Sinds 2005 is de grondsoortenkaart, die gebruikt wordt voor de mestregelgeving niet meer geactualiseerd. Foto: Jan Willem Schouten AlgemeenNieuws

WER: actualisatie grondsoortenkaart verandert 50.000 hectare landbouwgrond

Wanneer de grondsoortenkaart wordt geactualiseerd op basis van recente bodeminformatie uit de Bodemkaart van Nederland, betekent dat voor 49.200 hectare landbouwgrond in Nederland dat ze een andere grondsoort toegewezen krijgen.

Dat blijkt uit verkennend onderzoek van Wageningen Environmental Research (WER) naar de actualisatie van de grondsoortenkaart. Na bezwaren van grondgebruikers zijn de laatste jaren al 15.000 hectare van grondsoort gewijzigd.

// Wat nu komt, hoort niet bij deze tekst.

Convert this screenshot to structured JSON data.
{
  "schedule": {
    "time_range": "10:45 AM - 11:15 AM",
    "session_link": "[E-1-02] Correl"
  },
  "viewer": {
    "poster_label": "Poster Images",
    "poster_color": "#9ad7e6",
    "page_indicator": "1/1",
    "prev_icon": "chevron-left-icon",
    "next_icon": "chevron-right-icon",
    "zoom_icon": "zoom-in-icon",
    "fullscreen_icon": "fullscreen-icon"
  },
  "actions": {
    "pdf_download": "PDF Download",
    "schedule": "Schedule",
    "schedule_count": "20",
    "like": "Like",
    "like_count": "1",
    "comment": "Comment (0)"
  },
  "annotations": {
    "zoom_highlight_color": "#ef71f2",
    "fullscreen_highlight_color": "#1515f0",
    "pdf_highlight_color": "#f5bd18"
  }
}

Minder landbouwgrond als veengrond

De grondsoorten in Nederland zijn vastgelegd volgens de wettelijke normen voor zand-, klei, veen- en lössgronden. Ze zijn vastgelegd aan de hand van de bodemkaart. Sinds 2005 is de grondsoortenkaart, die gebruikt wordt voor de mestregelgeving niet meer geactualiseerd. De gronden veranderen echter wel door fysische, chemische of biologische processen. Doordat de bodemsamenstelling door natuurlijke processen voortdurend verandert, zoals door inklinking en oxidatie van veen, kan de dominante grondsoort van het perceel veranderen. Daardoor verandert de uiteindelijke aanwijzing van een perceel als bijvoorbeeld zand- of kleigrond. De meeste veranderingen zijn te verwachten bij veengronden en bodems met ‘slappe klei’. Op deze gronden kan door ontwatering water uit de bodem verdwijnen, waardoor de kleilaag inklinkt. Bij actualisatie zou 6.500 hectare minder landbouwgrond als veengrond worden aangewezen.

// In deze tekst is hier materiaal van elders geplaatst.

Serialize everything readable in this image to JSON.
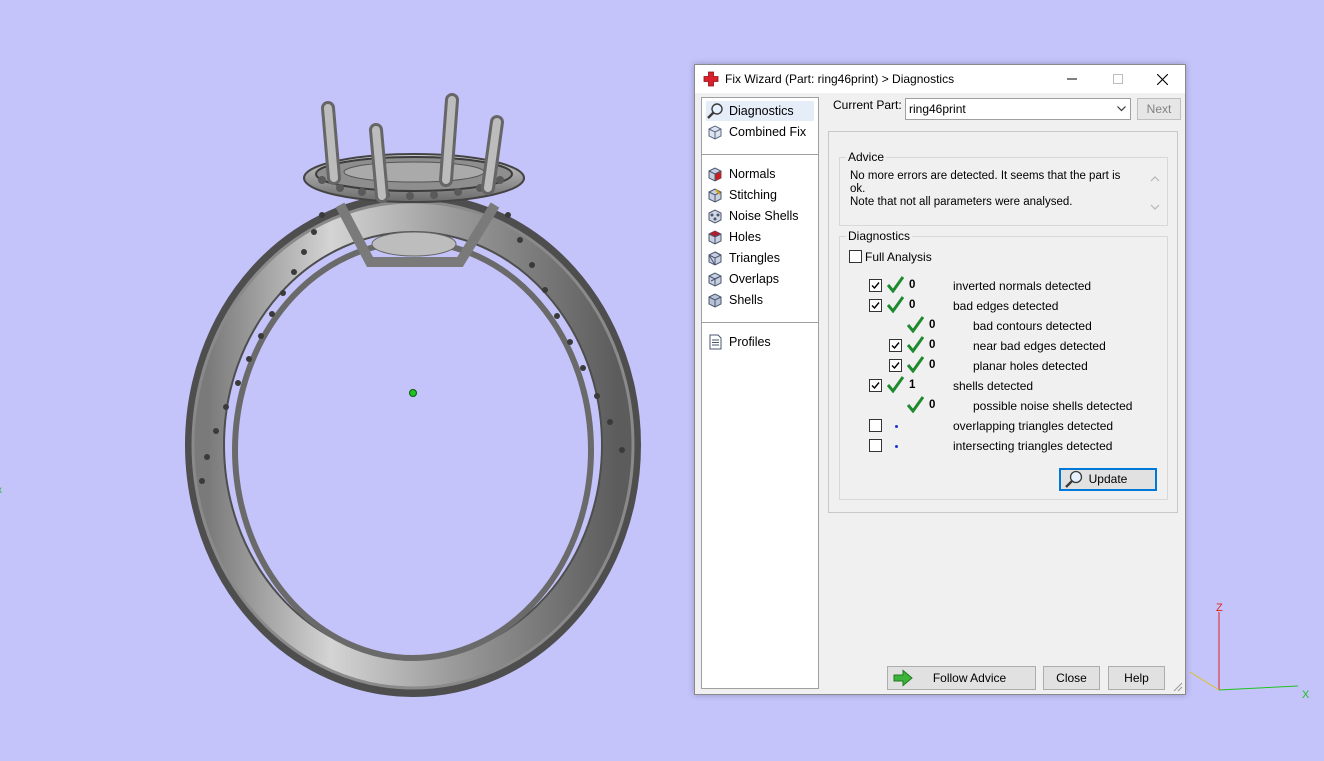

De Wageningse onderzoekers gaan er vanuit dat het areaal dat een andere grondsoort krijgt op termijn alleen maar toeneemt. “Dit komt enerzijds omdat bij een gelijkblijvende of intensievere drooglegging en bij klimaatverandering veengronden naar verwachting vooral zullen blijven oxideren en inklinken en anderzijds omdat de Bodemkaart van Nederland voortdurend wordt bijgewerkt in de Basisregistratie Ondergrond.” Die actualisatie leidde sinds 2005 vooral voor veranderingen in Flevoland, Oost-Brabant, Drenthe en de zuidelijke delen van Groningen en Friesland.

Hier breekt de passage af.